What makes a company successful over the long, long term? What characterizes the service relationship between companies and customers who do business together for decades, even generations?

How can your company stay Window pane replacement close to your customers even as times change, technologies change and expectations continually rise?

What can you do to improve customer service quality and ensure your company’s future offers are relevant and valuable in the market?

One powerful step forward that will improve customer service quality is to explore your customers’ future needs and interests by cultivating Service Encounters of The Third Kind. In these unique encounters, your precious and loyal relationships for the future are built by your words and actions – today. You can improve customer service quality over the long haul by thinking proactively.

Let’s start by looking closely at Service Encounters of the First and Second Kinds and how they improve customer service quality.

Service Encounters Of The First Kind

In Service Encounters of the First Kind, your company approaches the customer with the most basic of all customer service questions: “What do you want (or need)?”

Your customer replies with equal simplicity, “I want your product X, by time and date Y, at your listed price Z.”

Your company’s priority and service focus should now be clear: Get the customer’s order right, and get it right the first time to improve customer quality!

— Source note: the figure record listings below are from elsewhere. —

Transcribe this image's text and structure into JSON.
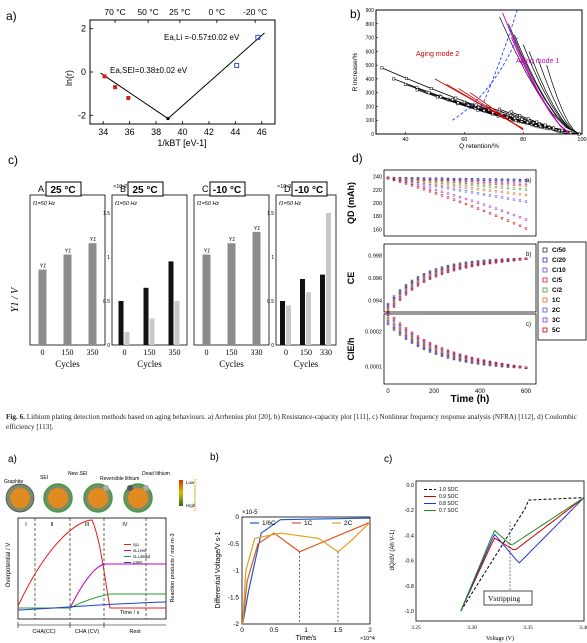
{
  "caption": {
    "figure": "Fig. 6.",
    "text": "Lithium plating detection methods based on aging behaviours. a) Arrhenius plot [20], b) Resistance-capacity plot [111], c) Nonlinear frequency response analysis (NFRA) [112], d) Coulombic efficiency [113]."
  },
  "panel_labels": {
    "top_a": "a)",
    "top_b": "b)",
    "top_c": "c)",
    "top_d": "d)",
    "bot_a": "a)",
    "bot_b": "b)",
    "bot_c": "c)"
  },
  "chart_data": [
    {
      "id": "arrhenius",
      "type": "line",
      "top_axis_ticks": [
        "70 °C",
        "50 °C",
        "25 °C",
        "0 °C",
        "-20 °C"
      ],
      "x_ticks": [
        "34",
        "36",
        "38",
        "40",
        "42",
        "44",
        "46"
      ],
      "xlim": [
        33,
        47
      ],
      "ylim": [
        -2.4,
        2.4
      ],
      "y_ticks": [
        "-2",
        "0",
        "2"
      ],
      "ylabel": "ln(r)",
      "xlabel": "1/kBT [eV-1]",
      "annotations": [
        "Ea,Li =-0.57±0.02 eV",
        "Ea,SEI=0.38±0.02 eV"
      ],
      "points_red": [
        {
          "x": 34.1,
          "y": -0.2
        },
        {
          "x": 34.9,
          "y": -0.7
        },
        {
          "x": 35.9,
          "y": -1.2
        }
      ],
      "points_blue": [
        {
          "x": 44.1,
          "y": 0.3
        },
        {
          "x": 45.7,
          "y": 1.6
        }
      ],
      "vertex": {
        "x": 38.9,
        "y": -2.15
      },
      "fit_start": {
        "x": 33.8,
        "y": -0.05
      },
      "fit_end": {
        "x": 46.2,
        "y": 1.8
      }
    },
    {
      "id": "resistance-capacity",
      "type": "scatter",
      "ylabel": "R increase/%",
      "xlabel": "Q retention/%",
      "x_ticks": [
        "40",
        "60",
        "80",
        "100"
      ],
      "y_ticks": [
        "0",
        "100",
        "200",
        "300",
        "400",
        "500",
        "600",
        "700",
        "800",
        "900"
      ],
      "xlim": [
        30,
        100
      ],
      "ylim": [
        0,
        900
      ],
      "annotations": [
        "Aging mode 2",
        "Aging mode 1"
      ]
    },
    {
      "id": "nfra",
      "type": "bar",
      "ylabel": "Y1 / V",
      "xlabel": "Cycles",
      "categories": [
        "0",
        "150",
        "350"
      ],
      "subplots": [
        {
          "letter": "A",
          "temp": "25 °C",
          "freq": "f1=50 Hz",
          "scale": "",
          "values": [
            0.2,
            0.24,
            0.27
          ],
          "labels": [
            "Y1",
            "Y1",
            "Y1"
          ],
          "categories": [
            "0",
            "150",
            "350"
          ],
          "color": "#8c8c8c",
          "ymax": 0.35
        },
        {
          "letter": "B",
          "temp": "25 °C",
          "freq": "f1=50 Hz",
          "scale": "×10-2",
          "groups": [
            {
              "c": "0",
              "v": [
                0.5,
                0.15
              ]
            },
            {
              "c": "150",
              "v": [
                0.65,
                0.3
              ]
            },
            {
              "c": "350",
              "v": [
                0.95,
                0.5
              ]
            }
          ],
          "categories": [
            "0",
            "150",
            "350"
          ],
          "ymax": 1.5,
          "ticks": [
            "0",
            "0.5",
            "1",
            "1.5"
          ]
        },
        {
          "letter": "C",
          "temp": "-10 °C",
          "freq": "f1=50 Hz",
          "scale": "",
          "values": [
            0.24,
            0.27,
            0.3
          ],
          "labels": [
            "Y1",
            "Y1",
            "Y1"
          ],
          "categories": [
            "0",
            "150",
            "330"
          ],
          "color": "#8c8c8c",
          "ymax": 0.35
        },
        {
          "letter": "D",
          "temp": "-10 °C",
          "freq": "f1=50 Hz",
          "scale": "×10-3",
          "groups": [
            {
              "c": "0",
              "v": [
                0.5,
                0.45
              ]
            },
            {
              "c": "150",
              "v": [
                0.75,
                0.6
              ]
            },
            {
              "c": "330",
              "v": [
                0.8,
                1.5
              ]
            }
          ],
          "categories": [
            "0",
            "150",
            "330"
          ],
          "ymax": 1.5,
          "ticks": [
            "0",
            "0.5",
            "1",
            "1.5"
          ]
        }
      ]
    },
    {
      "id": "coulombic",
      "type": "scatter",
      "xlabel": "Time (h)",
      "x_ticks": [
        "0",
        "200",
        "400",
        "600"
      ],
      "subplots": [
        {
          "ylabel": "QD (mAh)",
          "tag": "a)",
          "ticks": [
            "240",
            "220",
            "200",
            "180",
            "160"
          ]
        },
        {
          "ylabel": "CE",
          "tag": "b)",
          "ticks": [
            "0.998",
            "0.996",
            "0.994"
          ]
        },
        {
          "ylabel": "CIE/h",
          "tag": "c)",
          "ticks": [
            "0.0002",
            "0.0001"
          ]
        }
      ],
      "legend": [
        "C/50",
        "C/20",
        "C/10",
        "C/5",
        "C/2",
        "1C",
        "2C",
        "3C",
        "5C"
      ]
    },
    {
      "id": "overpotential-schematic",
      "type": "line",
      "ylabel": "Overpotential / V",
      "ylabel_right": "Reaction products / mol·m-3",
      "xlabel": "Time / s",
      "stage_labels": [
        "Graphite",
        "SEI",
        "New SEI",
        "Reversible lithium",
        "Dead lithium"
      ],
      "color_scale": [
        "Low",
        "High"
      ],
      "color_scale_title": "Li concentration (c)",
      "phases": [
        "I",
        "II",
        "III",
        "IV"
      ],
      "regions": [
        "CHA(CC)",
        "CHA (CV)",
        "Rest"
      ],
      "legend": [
        "ηLi",
        "cLi,rev",
        "cLi,dead",
        "cSEI"
      ]
    },
    {
      "id": "differential-voltage",
      "type": "line",
      "ylabel": "Differential Voltage/V s-1",
      "xlabel": "Time/s",
      "y_scale": "×10-5",
      "x_scale": "×10^4",
      "x_ticks": [
        "0",
        "0.5",
        "1",
        "1.5",
        "2"
      ],
      "y_ticks": [
        "0",
        "-0.5",
        "-1",
        "-1.5",
        "-2"
      ],
      "legend": [
        "1/6C",
        "1C",
        "2C"
      ]
    },
    {
      "id": "dqdv",
      "type": "line",
      "ylabel": "dQ/dV (Ah V-1)",
      "xlabel": "Voltage (V)",
      "x_ticks": [
        "3.25",
        "3.30",
        "3.35",
        "3.40"
      ],
      "y_ticks": [
        "0.0",
        "-0.2",
        "-0.4",
        "-0.6",
        "-0.8",
        "-1.0"
      ],
      "legend": [
        "1.0 SOC",
        "0.9 SOC",
        "0.8 SOC",
        "0.7 SOC"
      ],
      "annotation": "Vstripping"
    }
  ]
}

Campaigns to accomplish this objective are widespread and easy to spot. “Do It Right!”, “Zero Defects” and “Six Sigma Quality” are all examples of slogans companies use to focus their workers on getting the basics right, first time, every time to improve customer service quality.

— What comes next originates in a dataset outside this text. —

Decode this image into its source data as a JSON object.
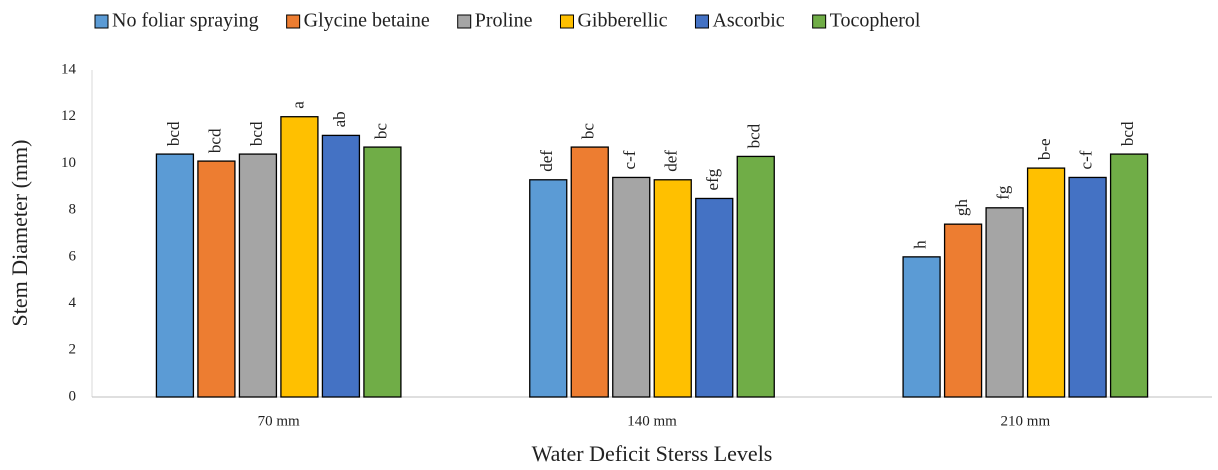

In this kind of encounter, breakdowns in service delivery are bad news since they don’t improve customer service quality. They are to be identified, analyzed, solved and, most of all, eliminated to improve customer service quality. The service system must be streamlined and standardized in every possible way to improve customer service quality.

Companies that consistently succeed in this undertaking (delivering X by Y at Z price) earn their reputations in the market as steady and reliable suppliers. This leads, as it should, to customer satisfaction and will improve customer service quality.

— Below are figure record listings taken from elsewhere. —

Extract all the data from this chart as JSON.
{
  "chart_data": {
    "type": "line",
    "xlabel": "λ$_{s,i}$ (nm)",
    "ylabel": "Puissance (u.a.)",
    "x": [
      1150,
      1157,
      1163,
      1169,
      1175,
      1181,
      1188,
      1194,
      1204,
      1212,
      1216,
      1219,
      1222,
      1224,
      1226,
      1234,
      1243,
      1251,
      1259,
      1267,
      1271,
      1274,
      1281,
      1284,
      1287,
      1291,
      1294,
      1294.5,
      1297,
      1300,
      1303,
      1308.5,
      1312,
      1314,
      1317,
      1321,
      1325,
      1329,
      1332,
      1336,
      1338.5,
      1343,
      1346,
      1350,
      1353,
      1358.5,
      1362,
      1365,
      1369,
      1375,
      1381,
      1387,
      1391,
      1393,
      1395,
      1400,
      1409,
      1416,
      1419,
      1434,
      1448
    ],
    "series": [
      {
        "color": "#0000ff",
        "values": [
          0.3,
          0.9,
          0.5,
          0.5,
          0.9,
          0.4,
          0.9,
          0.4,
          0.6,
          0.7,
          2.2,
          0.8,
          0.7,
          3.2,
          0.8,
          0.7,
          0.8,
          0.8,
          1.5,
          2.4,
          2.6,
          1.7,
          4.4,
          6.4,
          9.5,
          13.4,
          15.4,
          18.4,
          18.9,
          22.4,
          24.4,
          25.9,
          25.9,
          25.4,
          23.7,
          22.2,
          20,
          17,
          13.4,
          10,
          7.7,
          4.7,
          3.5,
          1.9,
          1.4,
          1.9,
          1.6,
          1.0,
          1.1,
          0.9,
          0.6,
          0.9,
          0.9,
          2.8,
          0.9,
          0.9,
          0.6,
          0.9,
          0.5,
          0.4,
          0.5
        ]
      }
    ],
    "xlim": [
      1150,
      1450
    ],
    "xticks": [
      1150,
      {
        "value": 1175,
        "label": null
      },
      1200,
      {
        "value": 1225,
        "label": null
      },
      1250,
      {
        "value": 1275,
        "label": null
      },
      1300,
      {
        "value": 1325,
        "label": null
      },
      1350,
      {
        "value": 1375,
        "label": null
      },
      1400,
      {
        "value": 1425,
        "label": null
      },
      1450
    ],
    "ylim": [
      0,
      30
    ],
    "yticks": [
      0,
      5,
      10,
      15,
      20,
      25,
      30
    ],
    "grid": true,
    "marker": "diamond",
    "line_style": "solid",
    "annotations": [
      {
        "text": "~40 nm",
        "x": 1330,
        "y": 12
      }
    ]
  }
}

Training in these organizations is focused on product knowledge, technical skills, thoroughness, accuracy and adhering to proven procedures to improve customer service quality.

Marketing consists of powerful efforts to push proven products in the market. The customer is “sold to.”
Looking into the management mindset of these first kind organizations, we usually find a keen interest in cutting costs, increasing volume and decreasing cycle-time.

This need for speed is important: Competitors are often closing in with similar products, faster delivery and even lower prices. In this kind of competitive situation, profit margins are paper-thin and companies thrive only through continual increases in volume.

So far so good. But if we look into the staff mindset of such an organization, we find a different way of thinking altogether that doesn’t help improve customer service quality. Frontline service employees, focused on getting it right the first time, trained to carefully follow all procedures, and encouraged by management to achieve more and more results in less and less time, find themselves answering the phone, opening the mail or meeting the next customer in person thinking to themselves, “I hope this customer isn’t a pain in the neck!”

After all, customers with questions and unusual requests generally take more time, lead to more errors and can result in a general slowing down of the whole system.

No wonder so many customer requests for anything out of the ordinary are met with the retort: “We don’t do it that way” or “That’s not how our procedures work here.”

Service Encounters Of The Second Kind

In Service Encounters of the Second Kind, your company approaches the customer with a question that goes beyond standard offers of X product at Y time and Z price. Instead of the basic “What do you want,” your service representatives now pose a more inviting question: “How do you want it?”

Faced with such an open-ended question, the customer naturally replies, “I want it the way I want it. I want it special. I want it my way!”

Your company’s service focus must change if you are to deliver what your customer wants just the way your customer wants it. Special products, unique combinations, odd-hour deliveries, different schedules for pricing or payment – all are new challenges for your service team to understand and accomplish to improve customer service quality.

In Service Encounters of the Second Kind, breakdowns in the service delivery system are to be expected at first – and then overcome to improve customer service quality. Responsiveness and flexibility become your prime objectives to improve customer service quality. The organization focuses on being adaptable, accommodating and open to changing requests that improve customer service quality and satisfaction.

Your service system improves, not through vigorous efforts to standardize but through your willingness and commitment to customize to improve customer service quality!

Companies that succeed in this challenging undertaking (giving their customers what they want, when and where they want it and just the way they want it) earn their reputations in the market as quick, responsive and open to ongoing change. In short, they understand how to improve customer service quality.

When a company is recognized for welcoming and fulfil-ling unique customer requests, the result is not only customer satisfaction, but a well-deserved and valuable reputation for customer delight.